Hamburgers were bungled, assembled, and dissected at the Argonne National Laboratory’s Rube Goldberg Machine contest last Friday, as six teams of local high school students competed to build hamburgers using handmade machines at the Chicago Children’s Museum at Navy Pier.
The contest is named after cartoonist Rube Goldberg, famous for his comics depicting complicated machines that do simple tasks. In the spirit of Goldberg, teams are assigned a different task each year and must design and create a complex contraption from diverse materials to accomplish their goal. This year they were asked to build a machine that could assemble a hamburger in over twenty steps.
“The true spirit of the contest is to do it as mechanically as possible. The idea that these machines could work was not something Rube Goldberg could ever have imagined,” said Elaine Bentley, the museum’s manager of family programs.
The goal of Argonne’s annual contest is to expose students to challenges that they might face in possible science or engineering careers, said David Baurac, Argonne spokesperson.
“We want them to see how fun it is to solve science and engineering problems in a group setting. That’s what being a scientist or engineer is like in the real world,” he said.
The top three Chicago-area teams go on to compete against downstate teams at a state-wide tournament to be held at Navy Pier next month.
Students from defending state champion Wilmington High School won first place for best machine. Wilmington team member Zack Van Duyne said they worked on their machine for two months.
“We’re really proud of what we’ve done,” he said. “We all learned more about engineering and teamwork.”
Using creativity and working with random materials to build the contraption will prove valuable experience for Van Duyne, who said he wants to be an architect.

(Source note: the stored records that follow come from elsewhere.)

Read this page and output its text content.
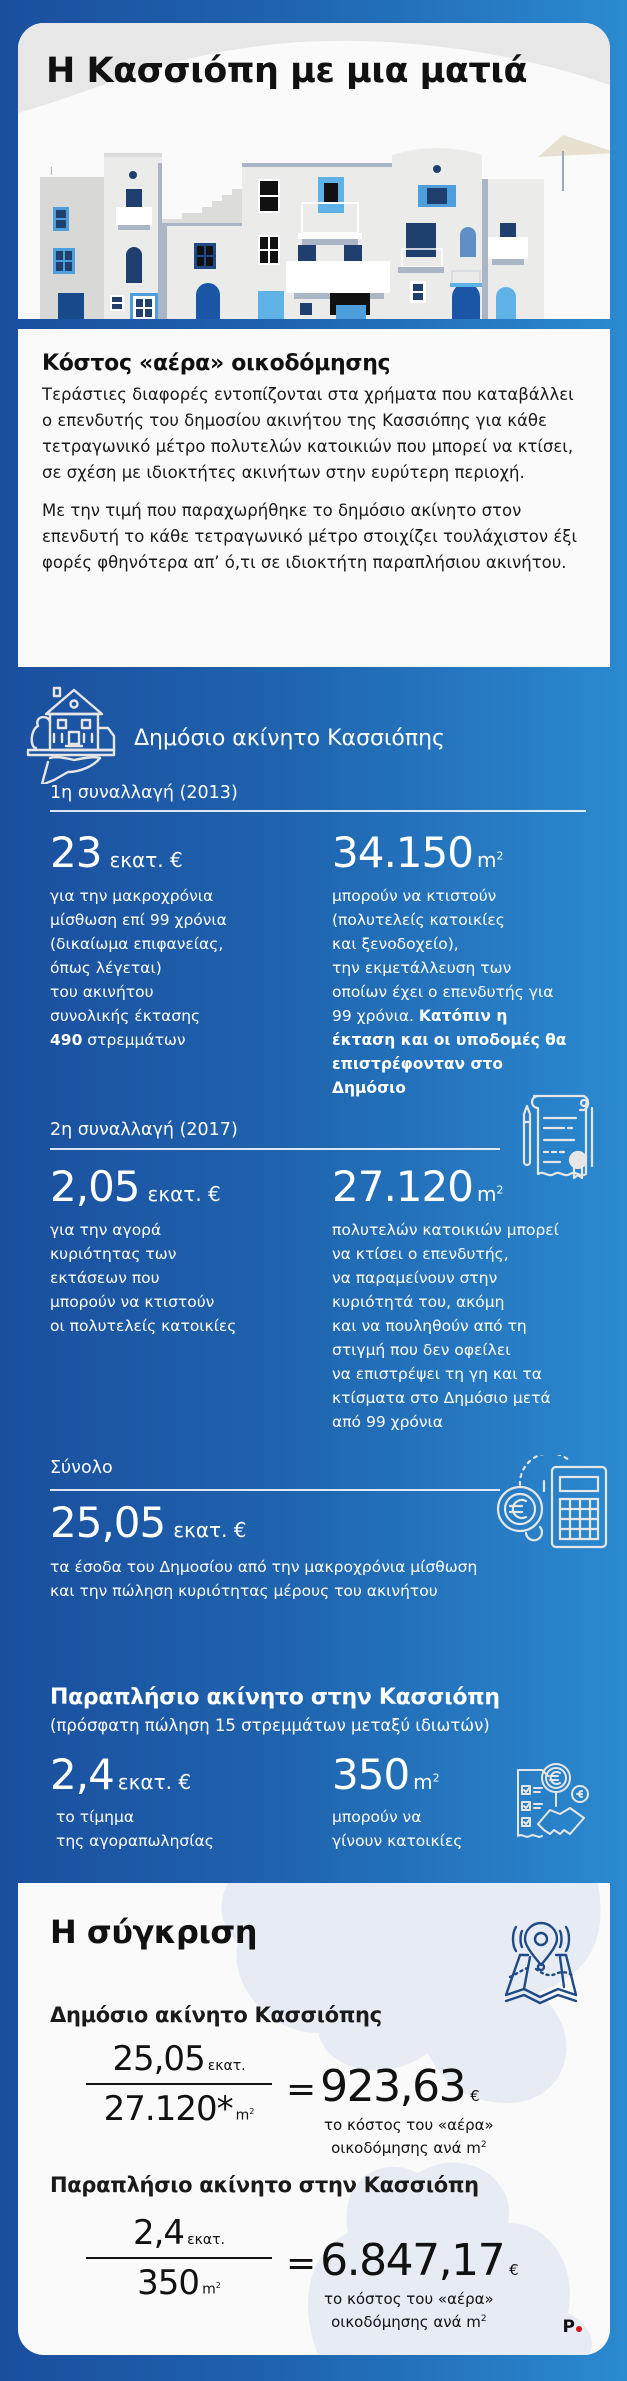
Η Κασσιόπη με μια ματιά
ꟾ
Κόστος «αέρα» οικοδόμησης

Τεράστιες διαφορές εντοπίζονται στα χρήματα που καταβάλλει ο επενδυτής του δημοσίου ακινήτου της Κασσιόπης για κάθε τετραγωνικό μέτρο πολυτελών κατοικιών που μπορεί να κτίσει, σε σχέση με ιδιοκτήτες ακινήτων στην ευρύτερη περιοχή.

Με την τιμή που παραχωρήθηκε το δημόσιο ακίνητο στον επενδυτή το κάθε τετραγωνικό μέτρο στοιχίζει τουλάχιστον έξι φορές φθηνότερα απ’ ό,τι σε ιδιοκτήτη παραπλήσιου ακινήτου.

Δημόσιο ακίνητο Κασσιόπης
1η συναλλαγή (2013)
23 εκατ. €
για την μακροχρόνια
μίσθωση επί 99 χρόνια
(δικαίωμα επιφανείας,
όπως λέγεται)
του ακινήτου
συνολικής έκτασης
490 στρεμμάτων
34.150 $m^2$
μπορούν να κτιστούν
(πολυτελείς κατοικίες
και ξενοδοχείο),
την εκμετάλλευση των
οποίων έχει ο επενδυτής για
99 χρόνια. Κατόπιν η
έκταση και οι υποδομές θα
επιστρέφονταν στο
Δημόσιο
2η συναλλαγή (2017)
2,05 εκατ. €
για την αγορά
κυριότητας των
εκτάσεων που
μπορούν να κτιστούν
οι πολυτελείς κατοικίες
27.120 $m^2$
πολυτελών κατοικιών μπορεί
να κτίσει ο επενδυτής,
να παραμείνουν στην
κυριότητά του, ακόμη
και να πουληθούν από τη
στιγμή που δεν οφείλει
να επιστρέψει τη γη και τα
κτίσματα στο Δημόσιο μετά
από 99 χρόνια
Σύνολο
25,05 εκατ. €
τα έσοδα του Δημοσίου από την μακροχρόνια μίσθωση
και την πώληση κυριότητας μέρους του ακινήτου
Παραπλήσιο ακίνητο στην Κασσιόπη
(πρόσφατη πώληση 15 στρεμμάτων μεταξύ ιδιωτών)
2,4 εκατ. €
το τίμημα
της αγοραπωλησίας
350 $m^2$
μπορούν να
γίνουν κατοικίες
Η σύγκριση
Δημόσιο ακίνητο Κασσιόπης
25,05 εκατ.
27.120* $m^2$
= 923,63 €
το κόστος του «αέρα»
οικοδόμησης ανά $m^2$
Παραπλήσιο ακίνητο στην Κασσιόπη
2,4 εκατ.
350 $m^2$
= 6.847,17 €
το κόστος του «αέρα»
οικοδόμησης ανά $m^2$	P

Rube Goldberg contests are held around the country, but Argonne was the first organization to sponsor the contest in the Chicago area. Bentley said that the laboratory wanted to encourage learning, ensuring that the contest’s first place trophy was bigger than most sports trophies.
“Argonne wanted the Rube Goldberg teams to go back with their huge trophies and say brains matter,” she said.
The contest draws a crowd of spectators each year. This year, several elementary school teachers brought their classes to watch the competition.
“It’s a great modeling experience for younger kids to see,” Bentley said. “It’s a wonderful blend of self-expression and science.”